La iglesia de Santa Ágata estaba en una colina, fuera de la ciudad. Vieja, humilde, con muros de piedra y vitrales agrietados. La madre Celeste los recibió con el rostro vendado por el golpe de los hombres de Rosetti.
Al ver a Alessandro, su mirada se endureció.
—Llegó tarde.
Él bajó la cabeza.
—Sí.
Bianca casi se sorprendió.
Esperaba defensa.
No llegó.
Luca despertó al escuchar la voz de la monja.
—Madre Celeste…
Corrió hacia ella.
La anciana lo abrazó con cuidado.
—Mi niño.
Alessandro observó esa escena y entendió otra cosa dolorosa: había personas que su hijo abrazaba sin miedo.
Él no era una de ellas.
En el interior de la iglesia, Bianca escondió a Luca en una habitación trasera con la madre Celeste y dos hombres leales de Elías.
Luego se reunió con Alessandro en la sacristía.
Sobre una mesa colocó la carpeta, la cadena, fotos y un pequeño cuaderno.
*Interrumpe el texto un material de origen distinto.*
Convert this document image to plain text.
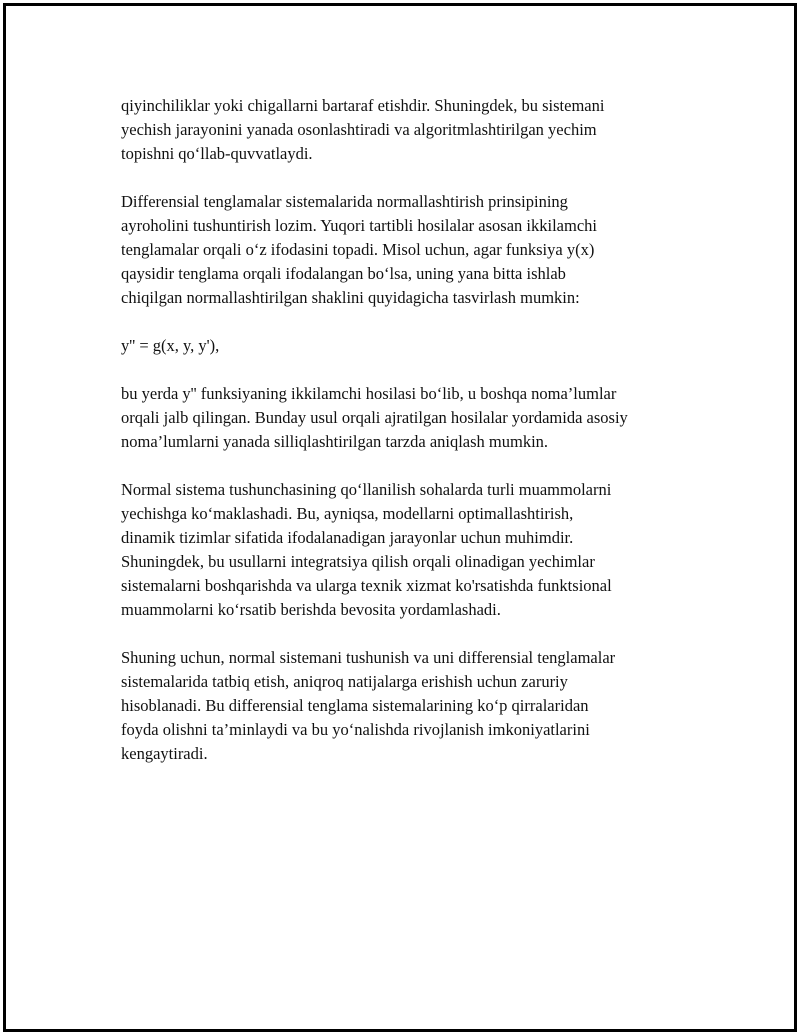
qiyinchiliklar yoki chigallarni bartaraf etishdir. Shuningdek, bu sistemani
yechish jarayonini yanada osonlashtiradi va algoritmlashtirilgan yechim
topishni qo‘llab-quvvatlaydi.

Differensial tenglamalar sistemalarida normallashtirish prinsipining
ayroholini tushuntirish lozim. Yuqori tartibli hosilalar asosan ikkilamchi
tenglamalar orqali o‘z ifodasini topadi. Misol uchun, agar funksiya y(x)
qaysidir tenglama orqali ifodalangan bo‘lsa, uning yana bitta ishlab
chiqilgan normallashtirilgan shaklini quyidagicha tasvirlash mumkin:

y'' = g(x, y, y'),

bu yerda y'' funksiyaning ikkilamchi hosilasi bo‘lib, u boshqa noma’lumlar
orqali jalb qilingan. Bunday usul orqali ajratilgan hosilalar yordamida asosiy
noma’lumlarni yanada silliqlashtirilgan tarzda aniqlash mumkin.

Normal sistema tushunchasining qo‘llanilish sohalarda turli muammolarni
yechishga ko‘maklashadi. Bu, ayniqsa, modellarni optimallashtirish,
dinamik tizimlar sifatida ifodalanadigan jarayonlar uchun muhimdir.
Shuningdek, bu usullarni integratsiya qilish orqali olinadigan yechimlar
sistemalarni boshqarishda va ularga texnik xizmat ko'rsatishda funktsional
muammolarni ko‘rsatib berishda bevosita yordamlashadi.

Shuning uchun, normal sistemani tushunish va uni differensial tenglamalar
sistemalarida tatbiq etish, aniqroq natijalarga erishish uchun zaruriy
hisoblanadi. Bu differensial tenglama sistemalarining ko‘p qirralaridan
foyda olishni ta’minlaydi va bu yo‘nalishda rivojlanish imkoniyatlarini
kengaytiradi.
—Esto es todo lo que tengo.
Alessandro abrió el cuaderno.
Había nombres, rutas, fechas, pagos y una página con el título:
OPERACIÓN TUMBA VACÍA.
Su garganta se cerró.
—Marco llamó así al plan.
Bianca asintió.
—Tu hermano tiene sentido del humor.
—No después de esta noche.
—No amenaces si no vas a cumplir.
Alessandro levantó la mirada.
—Voy a cumplir.
Antes de que siguieran, Irina fue llevada a la sacristía por dos hombres. Tenía la mano vendada, el labio hinchado y los ojos llenos de odio.
Bianca se acercó.
—Quiero saber dónde está Marco.
Irina sonrió.
—Probablemente buscando una forma de matarte mejor.
Bianca tomó una vela encendida y la acercó lentamente al vendaje de su mano.
Irina perdió la sonrisa.
—No te atreves.
Bianca la miró.
—Pasé cinco años durmiendo con un niño bajo una cama mientras tu gente nos buscaba. Te aseguro que mi lista de cosas que no me atrevo a hacer se volvió muy corta.
Alessandro no intervino.
Irina tragó saliva.
—Marco va al puerto sur. Quiere abrir la caja Serrano antes de que tú lo hagas.
Bianca se quedó inmóvil.
—¿Qué caja?
Irina miró a Alessandro.
—Tu esposa no lo sabe.
Bianca puso la vela más cerca.
Irina habló rápido:
—Ernesto Serrano dejó una caja con los documentos reales de propiedad del puerto. Solo puede abrirse con sangre Serrano directa. Bianca… o el niño.
El mundo se detuvo.
Alessandro dio un paso hacia ella.
—¿Por eso querían a Luca?
Bianca no respondió.
La respuesta era evidente.
Marco no solo quería borrar al niño.
Quería usarlo primero.
En ese momento, sonaron campanas.
No por misa.
Alarma.
La madre Celeste apareció en la puerta, pálida.
—Hombres en el patio.
Bianca tomó su arma.
Alessandro también.
Luca estaba en la iglesia.
Y esta vez, si alguien venía por él, no encontraría a una mujer huyendo.
Encontraría a sus dos padres listos para llenar la piedra de sangre.